Background: RNA-seq based on short reads generated by next generation sequencing technologies has become the main approach to study differential gene expression. Until now, the main applications of this technique have been to study the variation of gene expression in a whole organism, tissue or cell type under different conditions or at different developmental stages. However, RNA-seq also has a great potential to be used in evolutionary studies to investigate gene expression divergence in closely related species.
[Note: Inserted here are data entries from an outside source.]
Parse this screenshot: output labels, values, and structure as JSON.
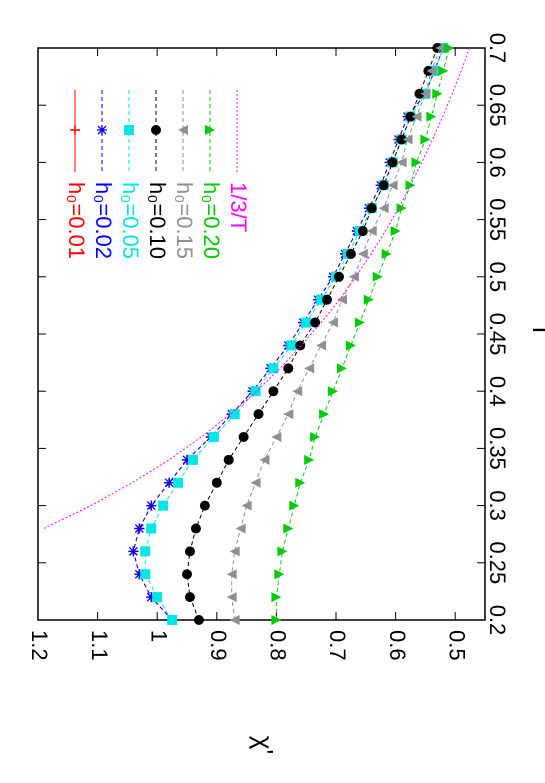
{
  "chart_data": {
    "type": "line",
    "x_label": "T",
    "y_label": "χ'",
    "x": [
      0.2,
      0.22,
      0.24,
      0.26,
      0.28,
      0.3,
      0.32,
      0.34,
      0.36,
      0.38,
      0.4,
      0.42,
      0.44,
      0.46,
      0.48,
      0.5,
      0.52,
      0.54,
      0.56,
      0.58,
      0.6,
      0.62,
      0.64,
      0.66,
      0.68,
      0.7
    ],
    "xlim": [
      0.2,
      0.7
    ],
    "xticks": [
      0.2,
      0.25,
      0.3,
      0.35,
      0.4,
      0.45,
      0.5,
      0.55,
      0.6,
      0.65,
      0.7
    ],
    "ylim": [
      0.45,
      1.2
    ],
    "yticks": [
      0.5,
      0.6,
      0.7,
      0.8,
      0.9,
      1,
      1.1,
      1.2
    ],
    "series": [
      {
        "name": "h₀=0.01",
        "color": "#ff0000",
        "marker": "plus",
        "values": [
          0.975,
          1.01,
          1.03,
          1.04,
          1.03,
          1.01,
          0.98,
          0.95,
          0.91,
          0.875,
          0.84,
          0.81,
          0.78,
          0.755,
          0.73,
          0.705,
          0.685,
          0.665,
          0.645,
          0.625,
          0.61,
          0.595,
          0.58,
          0.55,
          0.535,
          0.52
        ]
      },
      {
        "name": "h₀=0.02",
        "color": "#0000ff",
        "marker": "star",
        "values": [
          0.975,
          1.01,
          1.03,
          1.04,
          1.03,
          1.01,
          0.98,
          0.95,
          0.91,
          0.875,
          0.84,
          0.81,
          0.78,
          0.755,
          0.73,
          0.705,
          0.685,
          0.665,
          0.645,
          0.625,
          0.61,
          0.595,
          0.58,
          0.55,
          0.535,
          0.52
        ]
      },
      {
        "name": "h₀=0.05",
        "color": "#00e5e5",
        "marker": "square",
        "values": [
          0.975,
          1.0,
          1.02,
          1.02,
          1.01,
          0.99,
          0.965,
          0.94,
          0.905,
          0.87,
          0.835,
          0.805,
          0.775,
          0.75,
          0.725,
          0.7,
          0.68,
          0.66,
          0.64,
          0.62,
          0.605,
          0.59,
          0.575,
          0.55,
          0.535,
          0.52
        ]
      },
      {
        "name": "h₀=0.10",
        "color": "#000000",
        "marker": "circle",
        "values": [
          0.93,
          0.945,
          0.95,
          0.945,
          0.935,
          0.92,
          0.9,
          0.88,
          0.855,
          0.83,
          0.805,
          0.78,
          0.76,
          0.735,
          0.715,
          0.695,
          0.675,
          0.655,
          0.64,
          0.62,
          0.605,
          0.59,
          0.575,
          0.56,
          0.545,
          0.53
        ]
      },
      {
        "name": "h₀=0.15",
        "color": "#909090",
        "marker": "triangle",
        "values": [
          0.87,
          0.875,
          0.875,
          0.87,
          0.86,
          0.85,
          0.835,
          0.82,
          0.8,
          0.78,
          0.765,
          0.745,
          0.725,
          0.705,
          0.69,
          0.67,
          0.655,
          0.64,
          0.62,
          0.605,
          0.59,
          0.58,
          0.565,
          0.55,
          0.54,
          0.525
        ]
      },
      {
        "name": "h₀=0.20",
        "color": "#00cc00",
        "marker": "triangle-down",
        "values": [
          0.8,
          0.8,
          0.795,
          0.79,
          0.78,
          0.77,
          0.76,
          0.745,
          0.735,
          0.72,
          0.705,
          0.69,
          0.675,
          0.66,
          0.645,
          0.63,
          0.615,
          0.6,
          0.59,
          0.575,
          0.565,
          0.55,
          0.54,
          0.53,
          0.52,
          0.51
        ]
      },
      {
        "name": "1/3/T",
        "color": "#ff00ff",
        "marker": "none",
        "dotted": true,
        "values": [
          null,
          null,
          null,
          null,
          1.19,
          1.111,
          1.042,
          0.98,
          0.926,
          0.877,
          0.833,
          0.794,
          0.758,
          0.725,
          0.694,
          0.667,
          0.641,
          0.617,
          0.595,
          0.575,
          0.556,
          0.538,
          0.521,
          0.505,
          0.49,
          0.476
        ]
      }
    ]
  }
}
Results: We show that the published genomes and annotations of the three closely related Drosophila species D. melanogaster, D. simulans and D. mauritiana have limitations for inter-specific gene expression studies. This is due to missing gene models in at least one of the genome annotations, unclear orthology assignments and significant gene length differences in the different species. A comprehensive evaluation of four statistical frameworks (DESeq2, DESeq2 with length correction, RPKM-limma and RPKM-voom-limma) shows that none of these methods sufficiently accounts for inter-specific gene length differences, which inevitably results in false positive candidate genes. We propose that published reference genomes should be re-annotated before using them as references for RNA-seq experiments to include as many genes as possible and to account for a potential length bias. We present a straight-forward reciprocal re-annotation pipeline that allows to reliably compare the expression for nearly all genes annotated in D. melanogaster.
Conclusions: We conclude that our reciprocal re-annotation of previously published genomes facilitates the analysis of significantly more genes in an inter-specific differential gene expression study. We propose that the established pipeline can easily be applied to re-annotate other genomes of closely related animals and plants to improve comparative expression analyses.
Keywords: Annotation; Closely related species; DESeq2; Differential gene expression; Drosophila; EXONERATE; Emerging model systems; Length bias; Limma; RNA-seq; RPKM; Voom.